Call vertical the $n$ edges that join corresponding vertices of the two bases. A vertical edge is odd if it has different number at its endpoints and even otherwise. Take two adjacent vertical edges $e_1$ and $e_2$. They determine a lateral face $F$ which is a rectangle with opposite sides $e_1$ and $e_2$. The product of the numbers at the vertices of $F$ is known to be $-1$. It is also the product of the numbers at the endpoints of $e_1$ multiplied by the respective product for $e_2$. Hence $e_1$ and $e_2$ are of different kinds, one is odd and the other is even. Thus odd and even vertical edges alternate, which is possible only if $n$ is even. Let $k_1$ and $k_2$ be the numbers of $-1$ at the vertices of the two bases. Both $k_1$ and $k_2$ are odd by hypothesis, hence the total number $k=k_1+k_2$ of $-1$ is even. On the other hand $k$ has the same parity as the number of odd vertical edges, which by the above equals $n/2$. Hence $n/2$ is even, meaning that $n$ is divisible by $4$.
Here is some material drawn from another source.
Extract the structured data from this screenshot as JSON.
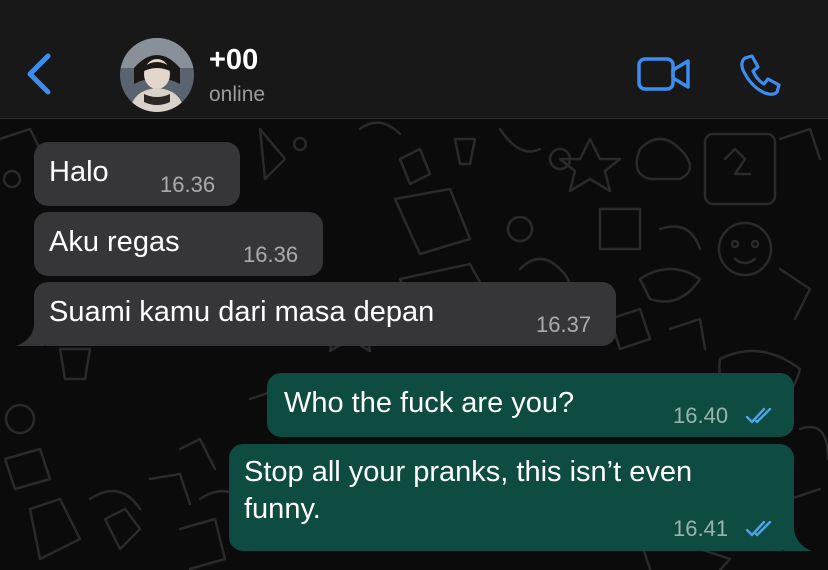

So such an assignment of $+1$ and $-1$'s is possible only if $n$ is a multiple of $4$. Conversely, let $n=4k$, $k\ge 1$. Let the two bases $A_1{A}_2...A_{4k}$ and $B_1{B}_2...B_{4k}$. Assign a $-1$ to each of the vertices $A_1,A_2,...,A_{4k-3}$ ($2k-1$ of them), and also to $B_{4k-1}$. Write a $+1$ at all remaining vertices. The product of numbers on each face is $-1$. A vertical edge $A_i{B}_i$ is odd or even according as $i$ is odd or even, hence the product of numbers on each lateral face is also $-1$. So the assignment has the necessary properties. In conclusion, the answer to the question is: for all $n$ divisible by $4$.